|Crítica| 'Alma do Deserto' (2025) - Dir. Mónica Taboada-Tapia
Crítica por Raissa Ferreira.
![]() |
'Alma do Deserto' / Retrato Filmes
|
Mónica Taboada-Tapia propõe uma reflexão da ideia de identidade a partir da indissociável jornada de gênero e etnia de sua protagonista
O caminho que se traça do ponto de partida do longa - uma coprodução Brasil-Colômbia que venceu o Queer Lion no Festival de Veneza -, até seu desfecho, é a busca de Georgina Epiayú até finalmente exercer sua cidadania ao votar nas eleições Colombianas. No entanto, esse recorte se estabelece muito mais como um questionamento acerca da ideia de identidade, o que ela é de fato, material ou imaterialmente, o que carrega e significa e como, ou se, precisa ser reconhecida.
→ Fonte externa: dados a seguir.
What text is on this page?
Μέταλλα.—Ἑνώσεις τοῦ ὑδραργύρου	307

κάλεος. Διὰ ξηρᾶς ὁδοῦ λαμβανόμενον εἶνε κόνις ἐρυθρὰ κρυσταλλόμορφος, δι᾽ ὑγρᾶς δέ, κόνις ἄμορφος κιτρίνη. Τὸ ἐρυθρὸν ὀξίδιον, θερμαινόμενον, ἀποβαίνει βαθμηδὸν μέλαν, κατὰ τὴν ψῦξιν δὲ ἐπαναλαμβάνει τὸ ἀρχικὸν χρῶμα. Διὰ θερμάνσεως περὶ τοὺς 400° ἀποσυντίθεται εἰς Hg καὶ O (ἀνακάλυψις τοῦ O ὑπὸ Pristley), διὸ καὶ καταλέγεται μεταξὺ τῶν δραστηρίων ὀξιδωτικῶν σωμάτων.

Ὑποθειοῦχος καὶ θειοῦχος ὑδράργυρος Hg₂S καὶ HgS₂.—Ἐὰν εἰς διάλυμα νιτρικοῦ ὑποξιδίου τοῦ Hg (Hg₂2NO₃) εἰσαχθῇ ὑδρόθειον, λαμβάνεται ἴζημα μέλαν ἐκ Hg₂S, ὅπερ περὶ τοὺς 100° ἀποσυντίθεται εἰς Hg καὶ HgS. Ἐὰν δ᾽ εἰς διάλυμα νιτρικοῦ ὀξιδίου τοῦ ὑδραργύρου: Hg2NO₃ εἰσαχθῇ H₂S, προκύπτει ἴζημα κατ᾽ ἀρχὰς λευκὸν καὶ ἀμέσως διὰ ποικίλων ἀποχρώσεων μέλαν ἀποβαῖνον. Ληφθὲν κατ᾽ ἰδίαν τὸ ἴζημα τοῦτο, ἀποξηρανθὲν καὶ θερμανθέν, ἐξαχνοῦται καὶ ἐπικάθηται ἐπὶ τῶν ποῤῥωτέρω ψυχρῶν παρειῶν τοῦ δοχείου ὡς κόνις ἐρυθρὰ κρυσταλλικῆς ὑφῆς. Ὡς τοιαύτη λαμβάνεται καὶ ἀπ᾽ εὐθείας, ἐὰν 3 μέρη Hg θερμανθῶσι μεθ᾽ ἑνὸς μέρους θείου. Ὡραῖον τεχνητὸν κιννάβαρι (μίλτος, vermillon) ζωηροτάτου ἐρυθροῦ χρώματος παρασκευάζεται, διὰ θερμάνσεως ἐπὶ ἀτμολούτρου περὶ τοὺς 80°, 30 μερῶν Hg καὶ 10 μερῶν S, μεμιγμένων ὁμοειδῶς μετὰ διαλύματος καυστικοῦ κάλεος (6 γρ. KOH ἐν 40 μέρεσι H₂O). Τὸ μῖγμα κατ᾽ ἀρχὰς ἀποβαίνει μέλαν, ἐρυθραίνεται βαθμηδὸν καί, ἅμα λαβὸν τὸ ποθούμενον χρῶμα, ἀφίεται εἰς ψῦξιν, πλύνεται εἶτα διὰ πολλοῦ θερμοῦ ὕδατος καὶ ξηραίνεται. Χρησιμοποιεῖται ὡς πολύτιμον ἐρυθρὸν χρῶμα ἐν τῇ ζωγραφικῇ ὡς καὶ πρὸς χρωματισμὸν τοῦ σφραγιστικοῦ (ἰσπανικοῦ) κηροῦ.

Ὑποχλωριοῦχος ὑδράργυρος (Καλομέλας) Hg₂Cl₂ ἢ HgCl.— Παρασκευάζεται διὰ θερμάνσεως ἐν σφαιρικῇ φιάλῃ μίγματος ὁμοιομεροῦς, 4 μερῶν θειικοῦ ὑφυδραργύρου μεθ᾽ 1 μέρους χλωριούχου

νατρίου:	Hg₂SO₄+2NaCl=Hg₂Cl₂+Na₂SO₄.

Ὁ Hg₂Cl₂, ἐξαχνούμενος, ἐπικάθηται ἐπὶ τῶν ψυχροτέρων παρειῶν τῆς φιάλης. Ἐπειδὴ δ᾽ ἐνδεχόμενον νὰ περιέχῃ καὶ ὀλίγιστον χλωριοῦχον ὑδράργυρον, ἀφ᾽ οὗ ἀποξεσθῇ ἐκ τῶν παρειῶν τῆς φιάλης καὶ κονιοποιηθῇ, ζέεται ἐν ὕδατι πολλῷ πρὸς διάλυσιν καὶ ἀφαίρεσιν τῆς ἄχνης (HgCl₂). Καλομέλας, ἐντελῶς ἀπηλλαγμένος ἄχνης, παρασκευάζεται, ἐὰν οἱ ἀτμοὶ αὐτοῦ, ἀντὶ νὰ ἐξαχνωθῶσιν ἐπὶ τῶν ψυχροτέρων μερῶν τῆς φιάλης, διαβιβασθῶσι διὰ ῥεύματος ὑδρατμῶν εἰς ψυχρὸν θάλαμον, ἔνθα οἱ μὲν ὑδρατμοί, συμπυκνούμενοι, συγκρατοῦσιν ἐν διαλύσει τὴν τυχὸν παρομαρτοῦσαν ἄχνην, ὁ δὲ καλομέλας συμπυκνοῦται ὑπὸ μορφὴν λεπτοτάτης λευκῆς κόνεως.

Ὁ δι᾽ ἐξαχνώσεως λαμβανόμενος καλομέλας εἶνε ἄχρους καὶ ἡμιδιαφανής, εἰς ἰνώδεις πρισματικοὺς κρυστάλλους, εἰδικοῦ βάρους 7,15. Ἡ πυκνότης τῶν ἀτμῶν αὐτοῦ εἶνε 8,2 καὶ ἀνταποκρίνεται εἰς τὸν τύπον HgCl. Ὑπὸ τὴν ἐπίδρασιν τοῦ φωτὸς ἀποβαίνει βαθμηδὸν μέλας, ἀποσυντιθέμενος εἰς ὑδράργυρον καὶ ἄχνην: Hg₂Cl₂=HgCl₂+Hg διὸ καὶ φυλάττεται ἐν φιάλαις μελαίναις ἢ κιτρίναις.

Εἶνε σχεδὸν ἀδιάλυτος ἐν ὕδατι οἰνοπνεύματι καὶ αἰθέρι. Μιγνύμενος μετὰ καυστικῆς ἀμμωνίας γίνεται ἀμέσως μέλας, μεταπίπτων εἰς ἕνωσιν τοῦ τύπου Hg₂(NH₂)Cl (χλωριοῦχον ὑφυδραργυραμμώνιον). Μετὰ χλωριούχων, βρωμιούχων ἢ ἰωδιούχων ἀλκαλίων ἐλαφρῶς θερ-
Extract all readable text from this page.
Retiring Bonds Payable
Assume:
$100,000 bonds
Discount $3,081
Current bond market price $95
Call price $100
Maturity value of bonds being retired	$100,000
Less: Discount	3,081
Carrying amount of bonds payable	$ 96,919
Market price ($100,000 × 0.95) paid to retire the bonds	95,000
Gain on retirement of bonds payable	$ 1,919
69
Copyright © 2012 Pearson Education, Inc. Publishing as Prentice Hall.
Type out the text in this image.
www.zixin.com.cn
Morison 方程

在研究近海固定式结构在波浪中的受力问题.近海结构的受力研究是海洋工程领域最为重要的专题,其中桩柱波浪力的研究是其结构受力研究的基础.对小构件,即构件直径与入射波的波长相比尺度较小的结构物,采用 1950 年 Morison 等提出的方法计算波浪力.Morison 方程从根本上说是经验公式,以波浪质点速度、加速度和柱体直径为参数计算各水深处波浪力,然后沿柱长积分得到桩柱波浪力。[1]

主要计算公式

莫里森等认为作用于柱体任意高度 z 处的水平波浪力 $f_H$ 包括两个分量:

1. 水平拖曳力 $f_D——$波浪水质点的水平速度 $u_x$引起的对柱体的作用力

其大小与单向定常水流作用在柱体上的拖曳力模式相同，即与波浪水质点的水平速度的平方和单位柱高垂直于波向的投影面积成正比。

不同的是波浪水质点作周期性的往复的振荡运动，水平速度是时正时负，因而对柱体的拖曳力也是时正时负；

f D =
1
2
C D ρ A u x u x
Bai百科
Dessa forma, Mónica Taboada-Tapia determina sua posição como operadora do registro, primeiramente do outro lado, daquele que vê Georgina de frente, solicitando sua documentação, quase tornando a protagonista um mistério desse documentário em que ela é centro, como alguém que não é apresentada com intimidade, a partir de como se vê, mas abrindo essa janela como a abre às funcionárias da repartição pública, dando seu nome e pedindo que este seja reconhecido. A observação resiste nesse lugar do outro que vê, por um longo tempo, juntando fragmentos da história e personalidade de Georgina a partir de vizinhos e outros encontros, e de como o deserto forma um grande espaço solitário ao seu redor. Essa perspectiva acaba por enfraquecer a obra em certos pontos, determinando certo distanciamento que nem sempre soa de acordo com a proposta, mas vai ganhando fôlego conforme permite uma aproximação de sua personagem. Taboada-Tapia não pretende que o meio seja opressivo com a mulher centro da narrativa, porém que fique destacado seu isolamento. Esses elementos, bem como a busca pela identidade na forma de documento reconhecido pelo governo, contam a trajetória de Georgina enquanto mulher trans, mas, também, como mulher da etnia Wayúu, fazendo com que sua história reflita um cenário muito maior de apagamento de etnias, comunidades, culturas e idiomas na Colômbia.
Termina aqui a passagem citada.